The tiny hamlet of Dunsop Bridge is a pleasant collection of houses and a post office at the geographical centre of the British Isles. It sits at the gateway to the Trough of Bowland in the Hodder Valley in Lancashire. This was our destination for a day out on the bikes at the weekend. The weather was forecast to be reasonably warm with the possibility of heavy showers later in the day. Cycling shorts and short sleeves were donned with the optimistic view that we'd be getting quite warm on a longer ride. We packed rain gear nonetheless.

Travelling via Whalley and Mitton in the Ribble Valley, we circled around Longridge Fell to cross the Hodder valley towards the Whitewell, where we refreshed ourselves with some fine Challenger bitter from the Copper Dragon brewery in Skipton. Not exactly sports fuel drink but the sun was out and it was pleasant sitting out the back by the river.

A short ride from Whitewell brought us to Dunsop Bridge where we had lunch at the Post Office cafe, sitting outside in the sun. Being a bank holiday weekend there were plenty of visitors who had parked in the sizable car park.

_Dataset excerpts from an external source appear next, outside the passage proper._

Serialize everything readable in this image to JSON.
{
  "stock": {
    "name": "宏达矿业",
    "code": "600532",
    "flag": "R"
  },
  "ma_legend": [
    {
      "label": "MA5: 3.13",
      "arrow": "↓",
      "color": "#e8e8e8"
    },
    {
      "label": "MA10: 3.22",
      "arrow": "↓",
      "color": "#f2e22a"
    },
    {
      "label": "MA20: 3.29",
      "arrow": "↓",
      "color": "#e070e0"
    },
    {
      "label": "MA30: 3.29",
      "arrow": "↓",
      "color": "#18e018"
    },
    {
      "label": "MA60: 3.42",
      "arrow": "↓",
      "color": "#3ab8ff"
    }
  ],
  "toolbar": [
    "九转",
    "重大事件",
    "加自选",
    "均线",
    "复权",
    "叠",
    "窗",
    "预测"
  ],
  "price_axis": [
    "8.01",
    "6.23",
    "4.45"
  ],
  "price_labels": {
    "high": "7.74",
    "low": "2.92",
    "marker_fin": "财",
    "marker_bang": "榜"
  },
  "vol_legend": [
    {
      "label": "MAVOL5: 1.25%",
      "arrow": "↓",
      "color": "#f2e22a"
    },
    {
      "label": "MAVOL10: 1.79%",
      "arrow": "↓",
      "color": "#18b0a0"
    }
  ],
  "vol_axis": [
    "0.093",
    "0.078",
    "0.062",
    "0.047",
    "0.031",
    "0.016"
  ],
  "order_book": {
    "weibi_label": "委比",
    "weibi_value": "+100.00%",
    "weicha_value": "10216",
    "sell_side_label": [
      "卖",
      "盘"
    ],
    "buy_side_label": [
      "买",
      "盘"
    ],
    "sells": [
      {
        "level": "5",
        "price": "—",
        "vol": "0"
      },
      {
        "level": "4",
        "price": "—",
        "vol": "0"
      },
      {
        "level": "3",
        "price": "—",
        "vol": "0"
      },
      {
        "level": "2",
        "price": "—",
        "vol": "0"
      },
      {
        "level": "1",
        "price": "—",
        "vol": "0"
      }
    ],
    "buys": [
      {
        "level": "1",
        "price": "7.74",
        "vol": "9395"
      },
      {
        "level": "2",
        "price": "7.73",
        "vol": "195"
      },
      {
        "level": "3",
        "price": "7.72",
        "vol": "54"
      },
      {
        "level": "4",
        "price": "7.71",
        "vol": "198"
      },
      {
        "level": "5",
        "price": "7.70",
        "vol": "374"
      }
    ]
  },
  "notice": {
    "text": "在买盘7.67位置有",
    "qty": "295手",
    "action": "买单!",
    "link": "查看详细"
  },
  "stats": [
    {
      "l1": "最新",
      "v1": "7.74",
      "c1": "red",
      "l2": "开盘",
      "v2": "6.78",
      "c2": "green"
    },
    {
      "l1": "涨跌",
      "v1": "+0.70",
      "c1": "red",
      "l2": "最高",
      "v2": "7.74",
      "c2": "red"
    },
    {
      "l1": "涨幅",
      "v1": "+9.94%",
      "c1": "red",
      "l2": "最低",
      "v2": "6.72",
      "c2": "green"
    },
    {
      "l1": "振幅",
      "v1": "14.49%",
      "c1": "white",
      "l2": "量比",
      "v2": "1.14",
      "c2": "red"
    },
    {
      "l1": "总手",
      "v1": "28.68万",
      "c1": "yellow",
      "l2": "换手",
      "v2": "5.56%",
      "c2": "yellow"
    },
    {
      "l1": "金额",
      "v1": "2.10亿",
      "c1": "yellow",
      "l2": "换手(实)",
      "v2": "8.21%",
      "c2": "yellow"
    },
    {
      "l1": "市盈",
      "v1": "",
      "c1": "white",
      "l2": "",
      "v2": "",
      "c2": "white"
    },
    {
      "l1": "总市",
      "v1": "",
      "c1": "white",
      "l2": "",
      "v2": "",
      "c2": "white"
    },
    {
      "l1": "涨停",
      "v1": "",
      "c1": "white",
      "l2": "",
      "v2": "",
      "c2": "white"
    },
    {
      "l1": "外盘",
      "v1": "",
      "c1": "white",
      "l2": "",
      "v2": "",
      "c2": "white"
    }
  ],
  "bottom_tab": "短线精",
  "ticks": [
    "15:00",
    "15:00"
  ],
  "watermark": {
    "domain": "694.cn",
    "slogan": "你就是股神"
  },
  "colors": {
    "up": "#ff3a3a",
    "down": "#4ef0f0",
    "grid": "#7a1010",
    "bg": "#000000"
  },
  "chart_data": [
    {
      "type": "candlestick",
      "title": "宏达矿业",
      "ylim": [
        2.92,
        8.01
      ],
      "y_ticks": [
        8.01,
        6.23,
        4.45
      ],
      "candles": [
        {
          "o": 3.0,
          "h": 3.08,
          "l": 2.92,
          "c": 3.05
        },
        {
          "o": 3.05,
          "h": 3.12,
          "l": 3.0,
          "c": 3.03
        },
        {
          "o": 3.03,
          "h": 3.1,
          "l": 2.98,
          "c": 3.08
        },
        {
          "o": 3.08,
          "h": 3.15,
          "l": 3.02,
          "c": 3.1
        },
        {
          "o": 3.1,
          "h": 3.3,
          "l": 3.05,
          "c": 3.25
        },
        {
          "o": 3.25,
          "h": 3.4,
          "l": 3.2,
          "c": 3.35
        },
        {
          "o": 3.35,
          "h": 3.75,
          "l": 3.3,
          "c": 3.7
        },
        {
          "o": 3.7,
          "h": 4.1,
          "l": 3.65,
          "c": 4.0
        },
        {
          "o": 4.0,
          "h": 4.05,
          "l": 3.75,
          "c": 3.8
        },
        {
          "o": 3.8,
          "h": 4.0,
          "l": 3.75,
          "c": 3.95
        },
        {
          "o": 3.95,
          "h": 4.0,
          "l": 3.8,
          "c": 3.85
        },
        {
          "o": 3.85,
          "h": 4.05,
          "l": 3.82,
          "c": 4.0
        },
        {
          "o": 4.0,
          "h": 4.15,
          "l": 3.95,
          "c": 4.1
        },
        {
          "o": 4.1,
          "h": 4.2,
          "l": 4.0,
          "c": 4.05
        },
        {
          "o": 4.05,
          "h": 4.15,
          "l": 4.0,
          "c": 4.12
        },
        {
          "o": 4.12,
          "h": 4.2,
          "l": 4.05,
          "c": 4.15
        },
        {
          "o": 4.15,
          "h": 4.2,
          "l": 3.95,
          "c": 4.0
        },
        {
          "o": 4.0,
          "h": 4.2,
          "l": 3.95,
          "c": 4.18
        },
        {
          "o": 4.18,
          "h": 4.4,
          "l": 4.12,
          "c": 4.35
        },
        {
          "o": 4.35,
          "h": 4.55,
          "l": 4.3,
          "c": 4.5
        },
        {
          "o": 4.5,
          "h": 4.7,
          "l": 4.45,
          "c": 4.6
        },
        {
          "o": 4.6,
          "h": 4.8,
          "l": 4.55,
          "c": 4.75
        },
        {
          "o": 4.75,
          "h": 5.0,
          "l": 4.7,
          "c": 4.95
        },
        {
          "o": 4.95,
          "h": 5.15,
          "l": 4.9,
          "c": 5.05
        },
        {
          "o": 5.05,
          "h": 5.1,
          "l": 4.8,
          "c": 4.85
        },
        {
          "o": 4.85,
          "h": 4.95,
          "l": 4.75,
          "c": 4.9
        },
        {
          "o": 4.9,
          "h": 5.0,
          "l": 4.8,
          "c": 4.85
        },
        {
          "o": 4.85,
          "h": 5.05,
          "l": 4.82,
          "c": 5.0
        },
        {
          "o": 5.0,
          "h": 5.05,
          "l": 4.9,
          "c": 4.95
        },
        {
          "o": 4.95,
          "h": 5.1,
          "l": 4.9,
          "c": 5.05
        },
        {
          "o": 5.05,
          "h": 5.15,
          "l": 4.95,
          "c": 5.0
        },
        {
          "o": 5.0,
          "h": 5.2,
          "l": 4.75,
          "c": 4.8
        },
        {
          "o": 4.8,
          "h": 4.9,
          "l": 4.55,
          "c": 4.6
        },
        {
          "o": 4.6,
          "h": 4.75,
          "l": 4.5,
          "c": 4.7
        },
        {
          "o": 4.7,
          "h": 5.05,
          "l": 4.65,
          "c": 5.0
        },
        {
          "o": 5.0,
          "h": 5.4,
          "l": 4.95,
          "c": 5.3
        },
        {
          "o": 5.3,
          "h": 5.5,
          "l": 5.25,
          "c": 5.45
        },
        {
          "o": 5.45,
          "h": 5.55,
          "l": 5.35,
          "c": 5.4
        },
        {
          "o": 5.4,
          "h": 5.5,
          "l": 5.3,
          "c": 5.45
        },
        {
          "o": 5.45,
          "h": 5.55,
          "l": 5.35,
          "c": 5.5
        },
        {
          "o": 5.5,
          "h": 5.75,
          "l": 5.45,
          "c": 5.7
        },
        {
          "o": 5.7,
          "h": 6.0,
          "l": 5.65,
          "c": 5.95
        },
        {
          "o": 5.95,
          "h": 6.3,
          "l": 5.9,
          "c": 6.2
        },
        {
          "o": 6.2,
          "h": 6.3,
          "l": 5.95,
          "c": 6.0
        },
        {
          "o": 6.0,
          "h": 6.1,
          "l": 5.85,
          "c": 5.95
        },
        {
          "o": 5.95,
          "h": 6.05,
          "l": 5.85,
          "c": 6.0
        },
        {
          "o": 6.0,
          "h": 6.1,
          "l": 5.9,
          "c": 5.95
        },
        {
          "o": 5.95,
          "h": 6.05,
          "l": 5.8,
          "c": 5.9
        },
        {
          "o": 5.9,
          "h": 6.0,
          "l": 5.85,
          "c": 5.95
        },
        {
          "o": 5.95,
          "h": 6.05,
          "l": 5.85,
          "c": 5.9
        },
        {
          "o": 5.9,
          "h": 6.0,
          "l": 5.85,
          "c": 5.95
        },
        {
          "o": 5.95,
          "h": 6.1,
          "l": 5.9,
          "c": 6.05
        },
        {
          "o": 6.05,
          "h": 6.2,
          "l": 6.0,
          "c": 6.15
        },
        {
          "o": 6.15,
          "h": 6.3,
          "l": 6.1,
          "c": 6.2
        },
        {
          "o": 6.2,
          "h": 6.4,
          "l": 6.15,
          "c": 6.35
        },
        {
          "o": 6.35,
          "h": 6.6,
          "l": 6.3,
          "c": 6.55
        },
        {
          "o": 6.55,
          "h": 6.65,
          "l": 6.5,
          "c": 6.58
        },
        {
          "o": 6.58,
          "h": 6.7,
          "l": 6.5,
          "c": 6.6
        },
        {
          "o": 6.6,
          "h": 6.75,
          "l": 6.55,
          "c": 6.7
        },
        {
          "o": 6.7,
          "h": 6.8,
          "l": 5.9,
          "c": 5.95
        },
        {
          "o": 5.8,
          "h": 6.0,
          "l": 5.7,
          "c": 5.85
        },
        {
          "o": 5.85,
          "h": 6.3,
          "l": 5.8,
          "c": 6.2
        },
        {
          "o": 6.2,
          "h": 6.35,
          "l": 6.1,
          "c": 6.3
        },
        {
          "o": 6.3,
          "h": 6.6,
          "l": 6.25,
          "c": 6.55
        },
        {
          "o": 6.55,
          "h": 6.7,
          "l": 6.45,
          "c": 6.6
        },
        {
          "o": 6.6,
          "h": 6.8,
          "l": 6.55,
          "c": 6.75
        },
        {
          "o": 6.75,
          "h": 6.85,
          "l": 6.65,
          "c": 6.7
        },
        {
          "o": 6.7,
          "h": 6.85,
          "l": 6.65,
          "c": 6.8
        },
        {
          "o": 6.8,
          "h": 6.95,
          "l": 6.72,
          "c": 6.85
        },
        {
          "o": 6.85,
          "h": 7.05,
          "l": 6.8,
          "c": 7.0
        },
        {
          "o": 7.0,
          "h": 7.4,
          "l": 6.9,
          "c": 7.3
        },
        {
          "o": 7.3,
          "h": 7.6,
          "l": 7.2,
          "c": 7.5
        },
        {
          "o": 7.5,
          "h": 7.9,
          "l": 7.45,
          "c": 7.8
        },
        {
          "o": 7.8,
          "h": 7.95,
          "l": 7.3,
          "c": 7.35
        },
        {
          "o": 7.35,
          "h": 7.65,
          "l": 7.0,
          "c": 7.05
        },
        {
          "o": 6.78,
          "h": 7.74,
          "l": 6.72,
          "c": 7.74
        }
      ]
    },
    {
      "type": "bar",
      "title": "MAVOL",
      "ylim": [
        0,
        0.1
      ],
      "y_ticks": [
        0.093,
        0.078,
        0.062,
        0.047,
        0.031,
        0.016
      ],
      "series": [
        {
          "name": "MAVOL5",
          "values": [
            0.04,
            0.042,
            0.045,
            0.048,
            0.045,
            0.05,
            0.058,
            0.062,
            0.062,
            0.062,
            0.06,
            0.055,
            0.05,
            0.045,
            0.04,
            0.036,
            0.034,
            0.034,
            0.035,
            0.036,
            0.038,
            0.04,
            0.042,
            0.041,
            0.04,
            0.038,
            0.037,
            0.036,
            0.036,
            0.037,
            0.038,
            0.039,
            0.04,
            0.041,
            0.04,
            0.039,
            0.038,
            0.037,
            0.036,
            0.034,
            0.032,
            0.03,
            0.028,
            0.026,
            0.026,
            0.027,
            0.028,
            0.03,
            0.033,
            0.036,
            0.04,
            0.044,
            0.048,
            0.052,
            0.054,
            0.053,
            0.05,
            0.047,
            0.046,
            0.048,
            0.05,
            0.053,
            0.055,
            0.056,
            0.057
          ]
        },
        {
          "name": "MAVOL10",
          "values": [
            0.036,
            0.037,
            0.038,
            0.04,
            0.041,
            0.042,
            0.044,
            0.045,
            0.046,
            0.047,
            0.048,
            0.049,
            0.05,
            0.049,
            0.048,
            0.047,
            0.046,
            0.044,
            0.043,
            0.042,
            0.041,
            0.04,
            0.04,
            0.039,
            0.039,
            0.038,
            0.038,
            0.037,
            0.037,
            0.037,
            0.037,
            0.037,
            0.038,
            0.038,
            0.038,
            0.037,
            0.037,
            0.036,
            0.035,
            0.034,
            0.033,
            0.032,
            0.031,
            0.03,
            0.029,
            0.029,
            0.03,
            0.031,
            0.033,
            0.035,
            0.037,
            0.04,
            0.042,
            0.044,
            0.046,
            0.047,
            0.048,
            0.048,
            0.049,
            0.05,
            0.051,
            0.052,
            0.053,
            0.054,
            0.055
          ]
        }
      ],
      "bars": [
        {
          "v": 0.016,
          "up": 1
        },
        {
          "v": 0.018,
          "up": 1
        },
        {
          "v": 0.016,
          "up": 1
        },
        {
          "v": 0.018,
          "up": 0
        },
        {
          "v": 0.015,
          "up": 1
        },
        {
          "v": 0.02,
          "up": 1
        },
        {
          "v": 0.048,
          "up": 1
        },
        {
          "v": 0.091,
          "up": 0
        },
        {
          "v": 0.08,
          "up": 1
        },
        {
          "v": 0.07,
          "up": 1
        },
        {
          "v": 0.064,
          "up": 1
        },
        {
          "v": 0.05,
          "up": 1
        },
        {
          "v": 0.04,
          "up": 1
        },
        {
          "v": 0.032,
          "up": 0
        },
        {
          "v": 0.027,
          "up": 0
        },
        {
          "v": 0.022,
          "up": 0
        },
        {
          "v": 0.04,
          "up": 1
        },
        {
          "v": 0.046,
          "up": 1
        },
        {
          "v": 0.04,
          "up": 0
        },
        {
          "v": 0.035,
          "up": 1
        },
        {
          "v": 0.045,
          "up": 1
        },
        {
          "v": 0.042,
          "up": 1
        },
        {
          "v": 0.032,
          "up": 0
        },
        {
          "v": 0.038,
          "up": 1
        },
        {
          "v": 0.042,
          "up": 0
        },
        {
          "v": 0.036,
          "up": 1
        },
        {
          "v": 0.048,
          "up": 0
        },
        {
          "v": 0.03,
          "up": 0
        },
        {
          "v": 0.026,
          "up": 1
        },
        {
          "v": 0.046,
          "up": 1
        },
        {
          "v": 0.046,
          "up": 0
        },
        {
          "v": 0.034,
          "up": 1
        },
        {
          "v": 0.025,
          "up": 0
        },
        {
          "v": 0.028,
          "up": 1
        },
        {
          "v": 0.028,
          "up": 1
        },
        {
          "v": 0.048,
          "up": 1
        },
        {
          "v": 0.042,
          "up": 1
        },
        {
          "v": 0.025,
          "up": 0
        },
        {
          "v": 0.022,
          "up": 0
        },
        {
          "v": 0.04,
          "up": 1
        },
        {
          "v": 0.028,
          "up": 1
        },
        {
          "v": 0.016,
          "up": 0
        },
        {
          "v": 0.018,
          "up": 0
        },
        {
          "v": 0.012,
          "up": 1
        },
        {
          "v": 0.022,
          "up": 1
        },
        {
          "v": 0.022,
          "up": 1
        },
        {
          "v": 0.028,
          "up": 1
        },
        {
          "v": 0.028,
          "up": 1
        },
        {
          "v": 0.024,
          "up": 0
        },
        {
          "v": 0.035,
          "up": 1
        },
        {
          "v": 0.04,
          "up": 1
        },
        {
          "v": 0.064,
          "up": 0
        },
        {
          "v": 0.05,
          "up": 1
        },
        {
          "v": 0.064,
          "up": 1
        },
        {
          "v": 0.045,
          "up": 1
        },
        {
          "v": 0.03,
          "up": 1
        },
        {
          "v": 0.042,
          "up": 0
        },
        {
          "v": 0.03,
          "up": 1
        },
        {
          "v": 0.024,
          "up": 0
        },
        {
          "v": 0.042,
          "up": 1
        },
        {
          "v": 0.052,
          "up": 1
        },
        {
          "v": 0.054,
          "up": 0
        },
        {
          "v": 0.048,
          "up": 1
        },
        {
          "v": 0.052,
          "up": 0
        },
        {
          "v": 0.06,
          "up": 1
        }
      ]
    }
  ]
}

Some were feeding the ducks by or eating ice creams by the river. Others were off walking the fells or other outdoor activities. Dunsop bridge is a great place to start off many interesting walks around the Hodder or the Forest of Bowland. There are also some interesting looking mountain bike routes up through the forests onto the grouse moors.

We weren't going further, so we made our way to Newton and back to Waddington over the rather challenging Waddington Fell, which on the map, has three steep climbs. We couldn't argue with the map and vowed next time to go the extra distance to Slaidburn and back via Smallden Lane to Grindleton. That route has only one steep hill but is a lot lower. Waddington was hosting a scarecrow festival and on Monday, the bank holiday here in England, they have a duck race. It was busy in the village and, pretty though it is, it had a distinctly British seaside feel to it. Rather than queue here for more athlete's fuel we forged on past Clitheroe to Whalley where we sat and ate ice cream and drank tea before returning home. It was a satisfying 37 miles and it didn't rain once, so we felt we'd had a good day out in some of the best countryside there is.

Replacing Tyres

The weather earlier this week was getting invitingly warm in the afternoon. Looking out of the window at work, it made me want to go further afield on the route home. I set off riding thinking I'd take the road to Rishton and go through Great Harwood to Whalley to make the journey about 15 miles. Before I got to the Rishton road, I was looking at blossoming trees and hearing birds chirping their spring song and thought a trip down the canal towpath would be nicer. I hadn't gone more than a few hundred yards before my rear tyre punctured.

I'd run over an old bramble despite trying to avoid them on the path. I was surprised how quickly my tyre went down. I soon had it fixed and was on my way again but the experience was interesting for a couple of reasons. One was that three other kind cyclists stopped to ask if I needed help. It was very heartening and reminded me of tales my grandfather used to tell me about the halcyon days of motoring when motorists used to stop and help others. Thanks to the cyclists for asking. The other was, that although a tyre has tread, it doesn't mean it isn't worn out. I did know this one needed replacing because the casing was cracked. Winter cycling has taken its toll on quite a few bits of my bike and my intention was to swap bikes to allow my commuter some time in dry dock but I hadn't realised the tyre's internal carcass had deteriorated. Inflated to the maximum pressure this would have created a gap in the tread and exposing the inner tube enough to allow it to be easily punctured.

When inspecting tyres it's worth looking for cracks and exposed threads and internally for any discoloration of the internal rubber which could indicate ingress of water and dirt through the outer tread -all signs the tyre is on its last legs and worth replacing to avoid an untimely repair stop. I replaced mine with a Schwalbe (27in) tyre with integral puncture protection.